Rorick has been meeting with nine of the nation’s 12 fluent elders every week since 2014. In June, they began teaching an online language program that has attracted nearly 100 students from Vancouver Island to California and beyond.

“The language is coming back from the effort of the group,” said Rorick. “Everyone remembers different things and [collectively], they put together a more complete picture of the use of our language. Nobody is bringing the language back themselves as an individual — it’s the whole group. All of our fluent speakers are bringing it back for people.”

Pat Charleson is one of the nine elders involved with the Hesquiaht Language Program. The 90-year-old was hesitant to begin with, feeling apprehensive that younger generations wouldn’t be interested in learning.

“But, by golly, I feel good about it now,” he said. “There’s so many wanting to learn … us elders, we don’t know when we’re going. It could be tomorrow, or next week.”

Charleson hopes Rorick will carry the language forward when he is no longer able to.

“It would be a great legacy for her if she carries it on,” he said. “You lose a language, you lose a culture.”

For Rorick, speaking her ancestral tongue is an act of defiance.

“We’re responding to the damage of colonialism by speaking our language in our homes,” she said. “We’re also creating a whole different environment for our young ones.”

Levi Martin’s granddaughter Gisele tried learning her language for years before getting discouraged and giving up. It wasn’t until 2010 that she earnestly started investing time and energy into studying it. Levi Martin’s language class was what propelled her forward, she said.

Since Levi moved back to the West Coast in 1981, he’s used language as a bridge to help his community connect with their ancestors.

“It gives me a better understanding of our teachings,” he said. “It’s a connection to my ancestors and a connection to the future.”

Through a mentor-apprentice program, Gisele spent 900 hours in language immersion with Martin over three years, which “catapulted” her learning.

“Nuu-chah-nulth is an ecologically based language,” she said. “Our language has come from this place – from the plants, the animals, the sound of the land … it feels like a cosmic spiritual language in the ways that concepts, ideas and sentences are put together. It’s entirely different and beautiful.”

Levi said when he started teaching languages classes in 2000, only five people would complete the 12-week program. Now, the 75-year-old is seeing anywhere from 15 to 20 in a class.

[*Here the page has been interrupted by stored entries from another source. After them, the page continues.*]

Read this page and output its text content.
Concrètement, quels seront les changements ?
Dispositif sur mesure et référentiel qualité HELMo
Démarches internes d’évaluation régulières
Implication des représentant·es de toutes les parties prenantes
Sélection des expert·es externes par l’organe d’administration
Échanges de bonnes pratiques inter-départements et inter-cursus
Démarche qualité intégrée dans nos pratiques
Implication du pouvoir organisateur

As younger generations tussle with how to make the guttural sounds that form some of the Nuu-chah-nulth words, the language is morphing.

“Like all cultures, languages change over time,” said Levi.

Rorick recognizes the shift, but said it only fuels her desire to carry it forward.

“If we continue our efforts, we will definitely get closer to [where] we want to go,” she said. “Even if it takes more than our lifetime, it’s worthwhile.”